The committee asked whether the Bill’s targets to cut CO2 emissions by 26-32% by 2020 and 60% by 2050 from 1990 levels should be tougher in light of the Stern review and reports by the UN Intergovernmental Panel on Climate Change. But the government’s Office of Climate Change (OCC) claimed they were "extremely ambitious" compared with those of many other countries and represented a consensus that included "business groups".
The OCC’s Robin Mortimer hinted at government fears that unilaterally setting higher targets could weaken the UK’s competitiveness. "The question is whether the UK should be putting an even more ambitious offer on the table at the start or… waiting to develop that in the context of multilateral talks."
But Ruth Davis, head of climate change at the Royal Society for the Protection of Birds, said such talks and the Bill’s targets should be based on the UK’s equitable share of global CO2 emission cuts needed to keep temperature increases below 2°C .
Keith Allott, WWF’s head of climate change, warned that if the UK leaves the introduction of tougher targets too long and allows carbon credits for overseas projects too big a role, achieving anything higher will become impossible.
"There is a real danger in the government’s approach of lock-in through high-carbon investment, partly because the short-term targets are not ambitious enough. That would be reinforced by open-ended access in terms of imported credits," he said
To achieve an 80% cut by 2050, said Ms Davis, the 2020 target should be "slightly higher" than the proposed 26-32% target. She said the Bill should include provisions to allow the 2020 target to be increased to whatever is agreed. "It seems perverse to embed a target which sets us on the wrong trajectory… We can use the best science now."

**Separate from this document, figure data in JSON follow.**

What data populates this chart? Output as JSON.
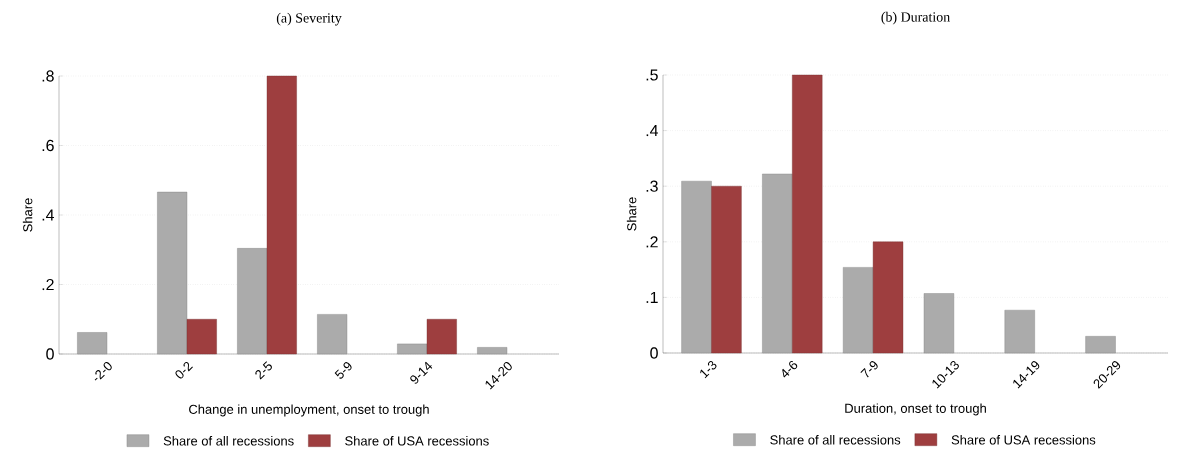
{
  "chart_data": [
    {
      "type": "bar",
      "title": "(a) Severity",
      "xlabel": "Change in unemployment, onset to trough",
      "ylabel": "Share",
      "categories": [
        "-2-0",
        "0-2",
        "2-5",
        "5-9",
        "9-14",
        "14-20"
      ],
      "series": [
        {
          "name": "Share of all recessions",
          "color": "#ababab",
          "values": [
            0.062,
            0.466,
            0.304,
            0.114,
            0.029,
            0.019
          ]
        },
        {
          "name": "Share of USA recessions",
          "color": "#9e3e3f",
          "values": [
            null,
            0.1,
            0.8,
            null,
            0.1,
            null
          ]
        }
      ],
      "ylim": [
        0,
        0.8
      ],
      "yticks": [
        0,
        {
          "value": 0.2,
          "label": ".2"
        },
        {
          "value": 0.4,
          "label": ".4"
        },
        {
          "value": 0.6,
          "label": ".6"
        },
        {
          "value": 0.8,
          "label": ".8"
        }
      ],
      "grid": "y",
      "legend": "bottom"
    },
    {
      "type": "bar",
      "title": "(b) Duration",
      "xlabel": "Duration, onset to trough",
      "ylabel": "Share",
      "categories": [
        "1-3",
        "4-6",
        "7-9",
        "10-13",
        "14-19",
        "20-29"
      ],
      "series": [
        {
          "name": "Share of all recessions",
          "color": "#ababab",
          "values": [
            0.309,
            0.322,
            0.154,
            0.107,
            0.077,
            0.03
          ]
        },
        {
          "name": "Share of USA recessions",
          "color": "#9e3e3f",
          "values": [
            0.3,
            0.5,
            0.2,
            null,
            null,
            null
          ]
        }
      ],
      "ylim": [
        0,
        0.5
      ],
      "yticks": [
        0,
        {
          "value": 0.1,
          "label": ".1"
        },
        {
          "value": 0.2,
          "label": ".2"
        },
        {
          "value": 0.3,
          "label": ".3"
        },
        {
          "value": 0.4,
          "label": ".4"
        },
        {
          "value": 0.5,
          "label": ".5"
        }
      ],
      "grid": "y",
      "legend": "bottom"
    }
  ]
}
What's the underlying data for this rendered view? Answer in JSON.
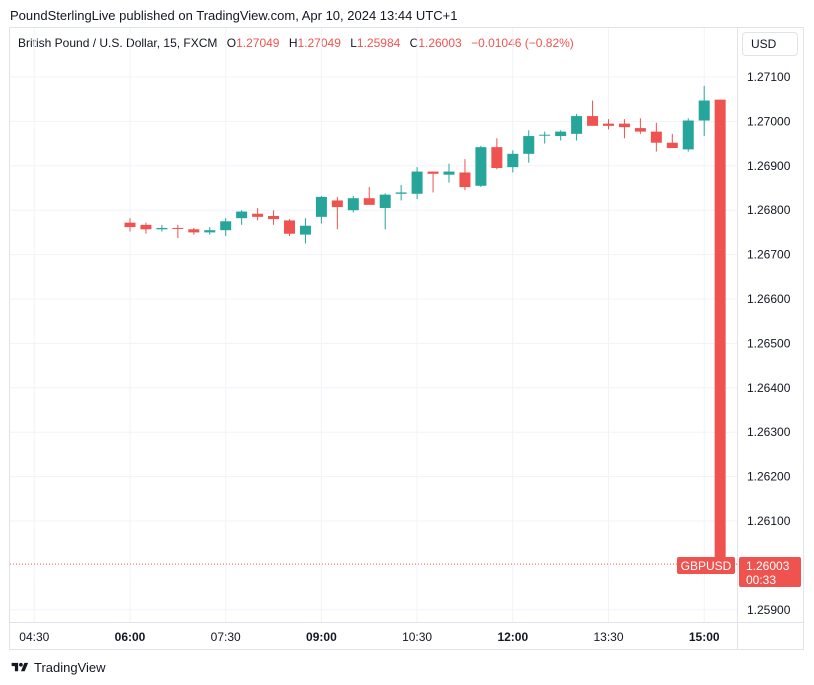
{
  "header": {
    "publisher_line": "PoundSterlingLive published on TradingView.com, Apr 10, 2024 13:44 UTC+1"
  },
  "legend": {
    "symbol_desc": "British Pound / U.S. Dollar, 15, FXCM",
    "o_label": "O",
    "o_value": "1.27049",
    "h_label": "H",
    "h_value": "1.27049",
    "l_label": "L",
    "l_value": "1.25984",
    "c_label": "C",
    "c_value": "1.26003",
    "change": "−0.01046 (−0.82%)"
  },
  "currency_button": "USD",
  "price_tag": {
    "symbol": "GBPUSD",
    "price": "1.26003",
    "countdown": "00:33"
  },
  "footer": {
    "brand": "TradingView"
  },
  "colors": {
    "up": "#26a69a",
    "down": "#ef5350",
    "grid": "#f0f3fa",
    "text": "#131722"
  },
  "chart_data": {
    "type": "candlestick",
    "y_ticks": [
      "1.27100",
      "1.27000",
      "1.26900",
      "1.26800",
      "1.26700",
      "1.26600",
      "1.26500",
      "1.26400",
      "1.26300",
      "1.26200",
      "1.26100",
      "1.25900"
    ],
    "x_ticks": [
      {
        "label": "04:30",
        "bold": false,
        "index": -6
      },
      {
        "label": "06:00",
        "bold": true,
        "index": 0
      },
      {
        "label": "07:30",
        "bold": false,
        "index": 6
      },
      {
        "label": "09:00",
        "bold": true,
        "index": 12
      },
      {
        "label": "10:30",
        "bold": false,
        "index": 18
      },
      {
        "label": "12:00",
        "bold": true,
        "index": 24
      },
      {
        "label": "13:30",
        "bold": false,
        "index": 30
      },
      {
        "label": "15:00",
        "bold": true,
        "index": 36
      }
    ],
    "ylim": [
      1.2587,
      1.2713
    ],
    "last_price": 1.26003,
    "candles": [
      {
        "o": 1.26772,
        "h": 1.26782,
        "l": 1.26752,
        "c": 1.26762
      },
      {
        "o": 1.26767,
        "h": 1.26772,
        "l": 1.26747,
        "c": 1.26757
      },
      {
        "o": 1.26757,
        "h": 1.26767,
        "l": 1.26752,
        "c": 1.2676
      },
      {
        "o": 1.2676,
        "h": 1.26767,
        "l": 1.26737,
        "c": 1.26758
      },
      {
        "o": 1.26757,
        "h": 1.2676,
        "l": 1.26745,
        "c": 1.2675
      },
      {
        "o": 1.2675,
        "h": 1.26762,
        "l": 1.26745,
        "c": 1.26755
      },
      {
        "o": 1.26755,
        "h": 1.26782,
        "l": 1.26742,
        "c": 1.26775
      },
      {
        "o": 1.26782,
        "h": 1.268,
        "l": 1.26767,
        "c": 1.26797
      },
      {
        "o": 1.26792,
        "h": 1.26805,
        "l": 1.26777,
        "c": 1.26785
      },
      {
        "o": 1.26787,
        "h": 1.268,
        "l": 1.26767,
        "c": 1.2678
      },
      {
        "o": 1.26777,
        "h": 1.2678,
        "l": 1.26742,
        "c": 1.26747
      },
      {
        "o": 1.26745,
        "h": 1.26782,
        "l": 1.26725,
        "c": 1.26765
      },
      {
        "o": 1.26785,
        "h": 1.26832,
        "l": 1.2677,
        "c": 1.2683
      },
      {
        "o": 1.26822,
        "h": 1.2683,
        "l": 1.26757,
        "c": 1.26807
      },
      {
        "o": 1.268,
        "h": 1.26832,
        "l": 1.26795,
        "c": 1.26827
      },
      {
        "o": 1.26827,
        "h": 1.26852,
        "l": 1.26817,
        "c": 1.26812
      },
      {
        "o": 1.26805,
        "h": 1.26838,
        "l": 1.26757,
        "c": 1.26835
      },
      {
        "o": 1.26837,
        "h": 1.26857,
        "l": 1.26822,
        "c": 1.2684
      },
      {
        "o": 1.26837,
        "h": 1.26897,
        "l": 1.26825,
        "c": 1.26887
      },
      {
        "o": 1.26887,
        "h": 1.26887,
        "l": 1.2684,
        "c": 1.26882
      },
      {
        "o": 1.2688,
        "h": 1.26905,
        "l": 1.26862,
        "c": 1.26887
      },
      {
        "o": 1.26885,
        "h": 1.26915,
        "l": 1.26845,
        "c": 1.26852
      },
      {
        "o": 1.26855,
        "h": 1.26945,
        "l": 1.26852,
        "c": 1.26942
      },
      {
        "o": 1.26942,
        "h": 1.26962,
        "l": 1.26892,
        "c": 1.26895
      },
      {
        "o": 1.26897,
        "h": 1.26935,
        "l": 1.26885,
        "c": 1.26927
      },
      {
        "o": 1.26927,
        "h": 1.2698,
        "l": 1.26907,
        "c": 1.26967
      },
      {
        "o": 1.2697,
        "h": 1.26977,
        "l": 1.2695,
        "c": 1.2697
      },
      {
        "o": 1.26967,
        "h": 1.2698,
        "l": 1.26957,
        "c": 1.26977
      },
      {
        "o": 1.26972,
        "h": 1.27017,
        "l": 1.26957,
        "c": 1.27012
      },
      {
        "o": 1.27012,
        "h": 1.27047,
        "l": 1.26992,
        "c": 1.2699
      },
      {
        "o": 1.26995,
        "h": 1.27005,
        "l": 1.26982,
        "c": 1.2699
      },
      {
        "o": 1.26995,
        "h": 1.27005,
        "l": 1.26962,
        "c": 1.26987
      },
      {
        "o": 1.26985,
        "h": 1.27007,
        "l": 1.26972,
        "c": 1.26977
      },
      {
        "o": 1.26977,
        "h": 1.26997,
        "l": 1.26932,
        "c": 1.26952
      },
      {
        "o": 1.26952,
        "h": 1.26972,
        "l": 1.26942,
        "c": 1.2694
      },
      {
        "o": 1.26937,
        "h": 1.27007,
        "l": 1.26932,
        "c": 1.27002
      },
      {
        "o": 1.27002,
        "h": 1.2708,
        "l": 1.26967,
        "c": 1.27047
      },
      {
        "o": 1.27049,
        "h": 1.27049,
        "l": 1.25984,
        "c": 1.26003
      }
    ]
  }
}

The Energy Saving Trust agreed. Brian Samuel, head of policy research, said 26% was "somewhat low, and we would certainly prefer to see the target at the top end of the 32% reduction".
Environmental groups want the Bill to introduce three-yearly rather than five-yearly carbon budgets so responsibility for meeting limits cannot be passed between governments. The government argues that five-yearly budgets would fit nicely with the phases of the EU emissions trading scheme, while NGOs say a three-yearly cycle would match the periods of the comprehensive spending review.
NGOs also want annual tracking and reporting of progress, said Mr Allott. "It is a vital principle for us that there should be very strong annual milestones which could be used… to assess and check that policies are delivering."
Ms Davis said carbon budgets should be divided into sectoral budgets, otherwise there would be a danger that the UK would continue to meet short-term targets by focusing heavily on the power generation sector and by trading internationally in credits. "Without some action, particularly in the transport sector, there is no way that we can get to 80%," she said.
The government must "identify clearly a role in each budget period for the major emitting sectors… and make sure that departments and secretaries of state have responsibility for delivering that," she said.
Mr Allott said the government should report carbon emissions on both a net and gross of trading basis. If actual emissions remained stable or rose while reported emissions "fell" because of trading, this would show that the UK was "getting locked into high carbon investment". He also called for a limit on the use of credits.
The OCC’s Robin Mortimer said shipping and aviation had to be excluded from the Bill because there is no agreement on how to calculate emissions and allocate them between countries. But Mr Allott said outbound flights should be included from the outset on the basis of fuel use.
Ms Davis said aviation should not be singled out, but criticised the government for failing to show that sufficient emission cuts could be made elsewhere to compensate for the sector’s projected growth.